Em 2016, quando se iniciou a discussão sobre o teto, fui
favorável à ideia, mas não ao desenho. Nesse espaço e em outros veículos
discuti por que a formulação do teto brasileiro estava em completo desalinho
com a boa prática internacional e afirmei que mais cedo ou mais tarde
pagaríamos por isso.
Minha visão à época, como agora, era a de que o teto era
excessivamente rígido, não permitindo ao governo qualquer margem de manobra
para a adoção de medidas contracíclicas, quando necessárias. Antes de a
epidemia eclodir, alguns membros do Congresso já defendiam a flexibilização do
teto em prol de uma retomada mais forte da economia, para que saíssemos da
armadilha do crescimento de 1% ao ano.

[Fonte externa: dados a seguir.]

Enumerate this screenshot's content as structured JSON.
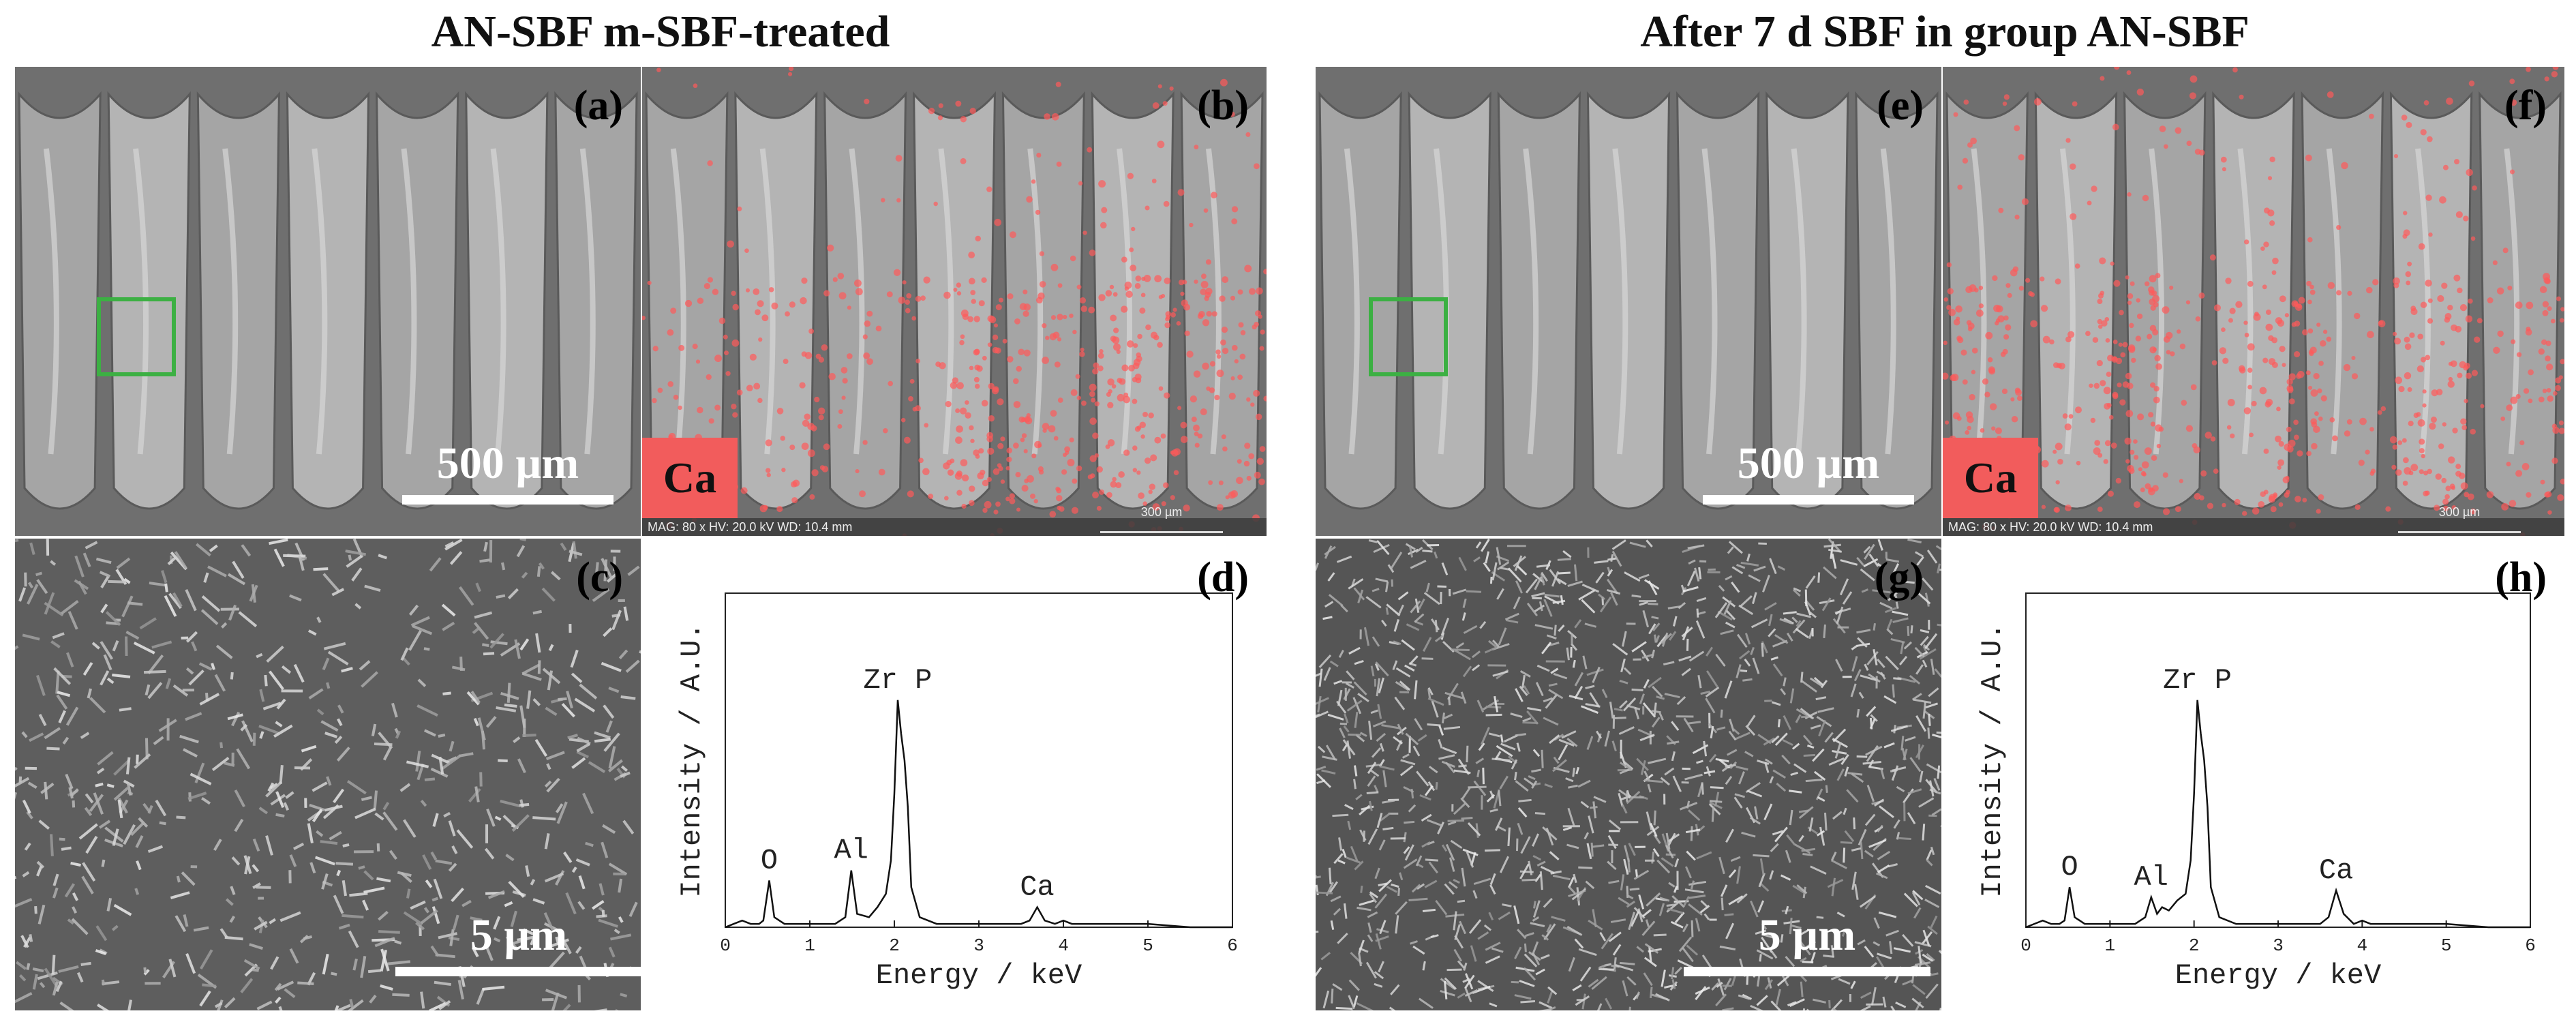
{
  "headings": {
    "left": "AN-SBF m-SBF-treated",
    "right": "After 7 d SBF in group AN-SBF"
  },
  "panels": {
    "a": {
      "label": "(a)",
      "scale": "500 µm"
    },
    "b": {
      "label": "(b)",
      "badge": "Ca",
      "meta": "MAG: 80 x  HV: 20.0 kV  WD: 10.4 mm",
      "mini_scale": "300 µm"
    },
    "c": {
      "label": "(c)",
      "scale": "5 µm"
    },
    "d": {
      "label": "(d)"
    },
    "e": {
      "label": "(e)",
      "scale": "500 µm"
    },
    "f": {
      "label": "(f)",
      "badge": "Ca",
      "meta": "MAG: 80 x  HV: 20.0 kV  WD: 10.4 mm",
      "mini_scale": "300 µm"
    },
    "g": {
      "label": "(g)",
      "scale": "5 µm"
    },
    "h": {
      "label": "(h)"
    }
  },
  "chart_data": [
    {
      "type": "line",
      "panel": "d",
      "xlabel": "Energy / keV",
      "ylabel": "Intensity / A.U.",
      "xlim": [
        0,
        6
      ],
      "ylim": [
        0,
        1
      ],
      "xticks": [
        0,
        1,
        2,
        3,
        4,
        5,
        6
      ],
      "peaks": [
        {
          "name": "O",
          "x": 0.52,
          "y": 0.14
        },
        {
          "name": "Al",
          "x": 1.49,
          "y": 0.17
        },
        {
          "name": "Zr  P",
          "x": 2.04,
          "y": 0.68
        },
        {
          "name": "Ca",
          "x": 3.69,
          "y": 0.06
        }
      ],
      "series": [
        {
          "x": [
            0,
            0.1,
            0.2,
            0.3,
            0.4,
            0.45,
            0.52,
            0.58,
            0.7,
            0.9,
            1.1,
            1.3,
            1.42,
            1.49,
            1.56,
            1.7,
            1.8,
            1.9,
            1.96,
            2.0,
            2.04,
            2.08,
            2.12,
            2.16,
            2.2,
            2.3,
            2.5,
            3.0,
            3.5,
            3.6,
            3.69,
            3.78,
            3.9,
            4.0,
            4.1,
            4.5,
            5.0,
            5.5,
            6.0
          ],
          "y": [
            0.0,
            0.01,
            0.02,
            0.01,
            0.01,
            0.02,
            0.14,
            0.03,
            0.01,
            0.01,
            0.01,
            0.01,
            0.03,
            0.17,
            0.04,
            0.03,
            0.06,
            0.1,
            0.2,
            0.4,
            0.68,
            0.58,
            0.5,
            0.36,
            0.12,
            0.03,
            0.01,
            0.01,
            0.01,
            0.02,
            0.06,
            0.02,
            0.01,
            0.02,
            0.01,
            0.01,
            0.01,
            0.0,
            0.0
          ]
        }
      ]
    },
    {
      "type": "line",
      "panel": "h",
      "xlabel": "Energy / keV",
      "ylabel": "Intensity / A.U.",
      "xlim": [
        0,
        6
      ],
      "ylim": [
        0,
        1
      ],
      "xticks": [
        0,
        1,
        2,
        3,
        4,
        5,
        6
      ],
      "peaks": [
        {
          "name": "O",
          "x": 0.52,
          "y": 0.12
        },
        {
          "name": "Al",
          "x": 1.49,
          "y": 0.09
        },
        {
          "name": "Zr  P",
          "x": 2.04,
          "y": 0.68
        },
        {
          "name": "Ca",
          "x": 3.69,
          "y": 0.11
        }
      ],
      "series": [
        {
          "x": [
            0,
            0.1,
            0.2,
            0.3,
            0.4,
            0.46,
            0.52,
            0.58,
            0.7,
            0.9,
            1.1,
            1.3,
            1.42,
            1.49,
            1.56,
            1.62,
            1.7,
            1.8,
            1.9,
            1.96,
            2.0,
            2.04,
            2.08,
            2.12,
            2.16,
            2.2,
            2.3,
            2.5,
            3.0,
            3.5,
            3.6,
            3.69,
            3.78,
            3.9,
            4.0,
            4.1,
            4.5,
            5.0,
            5.5,
            6.0
          ],
          "y": [
            0.0,
            0.01,
            0.02,
            0.01,
            0.01,
            0.02,
            0.12,
            0.03,
            0.01,
            0.01,
            0.01,
            0.01,
            0.03,
            0.09,
            0.04,
            0.06,
            0.05,
            0.08,
            0.1,
            0.2,
            0.4,
            0.68,
            0.58,
            0.5,
            0.36,
            0.12,
            0.03,
            0.01,
            0.01,
            0.01,
            0.03,
            0.11,
            0.04,
            0.01,
            0.02,
            0.01,
            0.01,
            0.01,
            0.0,
            0.0
          ]
        }
      ]
    }
  ]
}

Há quem argumente que a sua adoção
acabou retirando financiamento do SUS, na contramão do que se falava em 2016.
No momento atual, ante a declaração de calamidade, o teto
tem um dispositivo que permite a abertura de créditos extraordinários, o que na
prática o suspende por tempo limitado. Formalmente esse tempo acaba no ano que
vem, quando ainda precisaremos sustentar a economia diante do cenário de
quarentenas intermitentes sobre o qual tenho falado.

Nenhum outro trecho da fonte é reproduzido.